First sentence(s): “Look,” says the detective. He stares down at the girl huddled on the gurney.

The Poisoned House, Michael Ford (319 pages) – goodie! We do love ghost stories. This one looks rather spooky, too. Abi is a scullery maid in 19th century London. There’s something “otherwordly” in the house where she works, though, and Abi – I think – may find herself uncovering its deadly secret.

First sentence: The stone steps to the basement were ice cold under my bare feet.

Desert Angel, Charlie Price (233 pages) – Angel lives in a trailer in the California desert with her mother and her mother’s loser boyfriend, Scotty. One morning she wakes to discover her mother murdered and the boyfriend vanished. Fearing for her life – the boyfriend has excellent tracking skills – Angel escapes into the unforgiving desert, where she discovers a community of people who will help her. But Scotty is always just a few steps behind. Golly.

First sentence: The fight started after midnight, Scotty drunk, Angel’s mother shrill on crystal.

The Beginning of After, Jennifer Castle (425 pages) – Laurel’s family is killed in a horrific car accident, caused by her neighbour, who survived, but is in a coma. Laurel must adjust to life on her own, where it’s hard to tell if her relationships are built on pity or are genuine, and where she has a problematic attraction with the son of her neighbour.

First sentence: Anyone who’s had something truly crappy happen to them will tell you: it’s all about Before and After.

Dead to You, Lisa McMann (243 pages) – from the author of the Wake trilogy. Ethan was abducted when he was seven. Now, nine years later, he has been returned to his family. This should be fantastic! But, inevitably, there’s friction in the family, and some terrible things that Ethan can’t remember.

First sentence(s): There are three of them. No, four.

Grave Mercy, Robin LaFevers (549 pages) – the girl on the cover is wearing a killer red dress and carrying a crossbow. She’s Ismae, and she’s sought refuge in the convent of St Mortain, only to discover that the god of Death has blessed her with certain gifts. She is to be the handmaiden of Death, an assassin. Her first assignment finds her in the court of Brittany. Her target is Gavriel Duval. Seems simple enough, except she’s not prepared for the intrigues at court, or the intrigues of Gavriel Duval.

First sentence: I bear a deep red stain that runs from my left shoulder down to my right hip, a trail left by the herbwitch’s poison that my mother used to try to expel me from her womb.

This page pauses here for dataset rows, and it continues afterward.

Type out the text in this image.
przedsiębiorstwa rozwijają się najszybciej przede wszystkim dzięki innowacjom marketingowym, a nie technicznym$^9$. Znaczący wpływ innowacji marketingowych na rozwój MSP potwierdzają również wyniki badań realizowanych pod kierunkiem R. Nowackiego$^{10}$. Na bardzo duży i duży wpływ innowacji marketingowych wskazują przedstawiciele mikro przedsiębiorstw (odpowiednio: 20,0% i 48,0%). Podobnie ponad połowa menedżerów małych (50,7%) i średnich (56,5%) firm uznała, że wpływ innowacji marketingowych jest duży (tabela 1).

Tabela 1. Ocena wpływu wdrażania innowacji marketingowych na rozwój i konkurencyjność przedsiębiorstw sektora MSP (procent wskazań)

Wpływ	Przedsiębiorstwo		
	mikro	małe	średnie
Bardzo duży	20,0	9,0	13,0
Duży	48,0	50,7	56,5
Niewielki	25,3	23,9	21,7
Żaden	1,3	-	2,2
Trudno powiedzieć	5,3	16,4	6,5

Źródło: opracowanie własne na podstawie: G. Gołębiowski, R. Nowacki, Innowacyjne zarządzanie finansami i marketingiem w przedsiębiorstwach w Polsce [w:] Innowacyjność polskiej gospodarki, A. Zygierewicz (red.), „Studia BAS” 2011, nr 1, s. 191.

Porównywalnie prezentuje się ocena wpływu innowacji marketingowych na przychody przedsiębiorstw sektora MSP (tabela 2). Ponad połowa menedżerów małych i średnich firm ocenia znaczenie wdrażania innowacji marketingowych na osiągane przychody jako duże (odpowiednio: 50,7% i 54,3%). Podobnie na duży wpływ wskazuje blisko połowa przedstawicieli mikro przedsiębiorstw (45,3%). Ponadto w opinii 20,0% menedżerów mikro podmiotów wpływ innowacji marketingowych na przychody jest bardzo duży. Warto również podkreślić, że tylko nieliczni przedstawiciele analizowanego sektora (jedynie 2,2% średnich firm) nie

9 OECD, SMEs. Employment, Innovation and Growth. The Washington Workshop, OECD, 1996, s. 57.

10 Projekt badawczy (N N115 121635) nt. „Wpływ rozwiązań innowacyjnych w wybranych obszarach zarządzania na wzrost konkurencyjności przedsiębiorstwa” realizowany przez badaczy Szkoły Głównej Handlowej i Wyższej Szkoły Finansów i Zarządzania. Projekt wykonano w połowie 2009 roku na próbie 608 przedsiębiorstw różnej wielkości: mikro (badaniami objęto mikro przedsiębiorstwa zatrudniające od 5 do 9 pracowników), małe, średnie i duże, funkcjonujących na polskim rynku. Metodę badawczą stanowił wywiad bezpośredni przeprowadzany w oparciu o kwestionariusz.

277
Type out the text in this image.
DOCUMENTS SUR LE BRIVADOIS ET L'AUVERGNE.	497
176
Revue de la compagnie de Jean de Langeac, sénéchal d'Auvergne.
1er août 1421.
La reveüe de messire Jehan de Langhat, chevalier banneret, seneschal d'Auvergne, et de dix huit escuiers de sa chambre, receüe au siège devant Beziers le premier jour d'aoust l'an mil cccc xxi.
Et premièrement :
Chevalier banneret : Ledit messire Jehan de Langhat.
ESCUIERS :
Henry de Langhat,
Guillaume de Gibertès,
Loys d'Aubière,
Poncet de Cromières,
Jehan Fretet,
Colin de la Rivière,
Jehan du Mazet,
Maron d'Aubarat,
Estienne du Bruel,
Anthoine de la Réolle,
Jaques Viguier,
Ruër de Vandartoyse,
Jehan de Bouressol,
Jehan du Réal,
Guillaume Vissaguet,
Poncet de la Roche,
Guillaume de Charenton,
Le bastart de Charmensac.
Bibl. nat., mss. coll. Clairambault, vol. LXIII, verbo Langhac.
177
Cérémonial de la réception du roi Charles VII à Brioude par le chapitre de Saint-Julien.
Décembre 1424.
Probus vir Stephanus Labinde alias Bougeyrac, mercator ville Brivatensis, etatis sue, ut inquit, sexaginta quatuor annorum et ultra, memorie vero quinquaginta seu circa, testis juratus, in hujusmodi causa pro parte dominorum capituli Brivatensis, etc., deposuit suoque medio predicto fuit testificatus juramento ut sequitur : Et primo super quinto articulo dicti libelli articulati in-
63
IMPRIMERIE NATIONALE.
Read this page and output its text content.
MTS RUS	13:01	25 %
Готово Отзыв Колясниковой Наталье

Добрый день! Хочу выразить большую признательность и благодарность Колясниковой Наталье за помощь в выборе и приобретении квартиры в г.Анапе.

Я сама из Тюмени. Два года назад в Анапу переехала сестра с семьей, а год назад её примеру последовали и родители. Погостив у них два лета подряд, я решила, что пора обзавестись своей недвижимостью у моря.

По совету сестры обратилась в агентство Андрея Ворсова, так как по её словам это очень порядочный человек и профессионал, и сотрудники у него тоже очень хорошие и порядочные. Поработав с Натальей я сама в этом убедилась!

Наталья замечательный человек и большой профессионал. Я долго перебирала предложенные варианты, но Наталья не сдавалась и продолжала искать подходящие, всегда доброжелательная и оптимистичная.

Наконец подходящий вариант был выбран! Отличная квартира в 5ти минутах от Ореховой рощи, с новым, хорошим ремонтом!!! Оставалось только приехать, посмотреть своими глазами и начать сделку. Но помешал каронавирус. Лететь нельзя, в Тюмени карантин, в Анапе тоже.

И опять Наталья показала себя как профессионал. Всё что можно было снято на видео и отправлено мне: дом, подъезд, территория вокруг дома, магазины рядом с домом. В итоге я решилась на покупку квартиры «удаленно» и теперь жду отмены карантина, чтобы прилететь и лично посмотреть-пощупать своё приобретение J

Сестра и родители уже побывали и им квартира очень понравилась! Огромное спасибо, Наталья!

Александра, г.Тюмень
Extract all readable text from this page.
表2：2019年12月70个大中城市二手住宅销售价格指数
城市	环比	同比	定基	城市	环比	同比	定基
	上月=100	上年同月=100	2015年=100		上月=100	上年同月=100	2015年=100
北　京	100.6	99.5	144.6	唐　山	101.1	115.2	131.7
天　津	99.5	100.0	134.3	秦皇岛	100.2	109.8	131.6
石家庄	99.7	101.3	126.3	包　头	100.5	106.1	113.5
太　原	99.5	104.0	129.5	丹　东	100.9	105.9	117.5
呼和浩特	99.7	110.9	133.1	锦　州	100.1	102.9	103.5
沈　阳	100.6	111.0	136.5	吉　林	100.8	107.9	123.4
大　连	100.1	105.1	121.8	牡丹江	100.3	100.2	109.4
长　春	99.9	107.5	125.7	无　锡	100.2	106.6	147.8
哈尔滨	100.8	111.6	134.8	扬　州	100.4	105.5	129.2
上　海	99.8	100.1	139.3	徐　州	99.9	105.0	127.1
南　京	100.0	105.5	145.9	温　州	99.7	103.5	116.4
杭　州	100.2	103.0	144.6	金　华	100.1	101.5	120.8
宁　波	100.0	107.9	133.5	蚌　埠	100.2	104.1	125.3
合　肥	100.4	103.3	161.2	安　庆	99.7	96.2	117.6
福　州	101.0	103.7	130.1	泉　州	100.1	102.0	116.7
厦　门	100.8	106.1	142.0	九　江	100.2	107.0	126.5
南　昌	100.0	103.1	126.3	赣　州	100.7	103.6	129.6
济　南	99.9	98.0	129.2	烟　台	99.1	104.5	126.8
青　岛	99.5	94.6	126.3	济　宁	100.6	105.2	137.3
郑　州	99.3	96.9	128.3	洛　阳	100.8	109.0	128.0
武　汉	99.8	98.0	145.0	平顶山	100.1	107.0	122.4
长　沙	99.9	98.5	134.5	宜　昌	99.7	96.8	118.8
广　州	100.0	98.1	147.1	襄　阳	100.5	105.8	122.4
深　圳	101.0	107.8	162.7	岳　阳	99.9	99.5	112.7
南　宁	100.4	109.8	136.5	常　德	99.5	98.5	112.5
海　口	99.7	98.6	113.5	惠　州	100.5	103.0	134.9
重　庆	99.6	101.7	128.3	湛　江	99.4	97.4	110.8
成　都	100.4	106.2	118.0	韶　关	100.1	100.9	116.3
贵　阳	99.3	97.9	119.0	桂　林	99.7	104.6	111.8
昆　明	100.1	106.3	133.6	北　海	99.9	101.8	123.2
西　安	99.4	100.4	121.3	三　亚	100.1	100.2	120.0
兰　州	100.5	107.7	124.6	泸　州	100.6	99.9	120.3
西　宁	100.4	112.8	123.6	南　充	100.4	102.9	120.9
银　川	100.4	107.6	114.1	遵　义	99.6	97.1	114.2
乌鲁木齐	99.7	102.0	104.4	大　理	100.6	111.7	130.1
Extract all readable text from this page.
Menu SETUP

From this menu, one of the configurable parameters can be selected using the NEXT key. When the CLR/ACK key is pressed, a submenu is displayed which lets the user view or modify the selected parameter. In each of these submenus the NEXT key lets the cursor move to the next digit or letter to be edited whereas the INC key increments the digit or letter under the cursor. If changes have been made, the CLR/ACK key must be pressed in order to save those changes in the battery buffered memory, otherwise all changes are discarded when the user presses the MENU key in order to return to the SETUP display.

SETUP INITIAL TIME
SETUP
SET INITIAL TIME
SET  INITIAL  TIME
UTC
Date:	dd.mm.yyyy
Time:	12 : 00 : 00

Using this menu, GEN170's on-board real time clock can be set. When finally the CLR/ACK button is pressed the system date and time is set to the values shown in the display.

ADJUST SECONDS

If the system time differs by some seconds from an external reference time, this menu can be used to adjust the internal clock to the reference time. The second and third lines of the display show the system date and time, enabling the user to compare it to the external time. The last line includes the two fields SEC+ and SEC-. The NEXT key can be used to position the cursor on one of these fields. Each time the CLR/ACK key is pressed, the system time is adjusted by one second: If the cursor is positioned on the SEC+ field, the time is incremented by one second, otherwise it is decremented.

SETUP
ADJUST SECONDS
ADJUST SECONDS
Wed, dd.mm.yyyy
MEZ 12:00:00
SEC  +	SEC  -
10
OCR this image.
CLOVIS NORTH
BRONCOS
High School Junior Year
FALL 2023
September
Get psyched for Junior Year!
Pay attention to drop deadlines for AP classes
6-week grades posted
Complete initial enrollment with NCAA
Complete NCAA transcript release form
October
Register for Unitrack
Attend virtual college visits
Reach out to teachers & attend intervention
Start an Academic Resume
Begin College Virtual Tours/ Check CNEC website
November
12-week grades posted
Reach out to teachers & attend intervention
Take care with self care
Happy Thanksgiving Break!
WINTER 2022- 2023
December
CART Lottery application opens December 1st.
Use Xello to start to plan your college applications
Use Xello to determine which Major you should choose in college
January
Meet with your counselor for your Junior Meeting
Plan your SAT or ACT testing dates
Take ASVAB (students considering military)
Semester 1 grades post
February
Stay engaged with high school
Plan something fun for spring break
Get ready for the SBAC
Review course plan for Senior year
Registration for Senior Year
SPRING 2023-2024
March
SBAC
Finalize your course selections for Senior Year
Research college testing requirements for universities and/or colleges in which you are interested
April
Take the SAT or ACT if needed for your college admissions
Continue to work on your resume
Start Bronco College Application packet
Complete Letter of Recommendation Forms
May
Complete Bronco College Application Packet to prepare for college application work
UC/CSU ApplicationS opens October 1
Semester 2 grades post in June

The Miseducation of Cameron Post, Emily M Danforth (470 pages) – Cameron Post’s parents die in a car crash (another car crash!), right around the time that Cam is discovering that she is attracted to girls. Moving to Miles City, Montana, to live with her conservative aunt and grandmother, means she will have to appear to tow the line. When Cam meets Coley and they hit it off and begin a close friendship, Cam’s aunt decides to try and “fix” Cam, but can you deny who you really are?

First sentence: The afternoon my parents died I was out shop-lifting with Irene Klauson.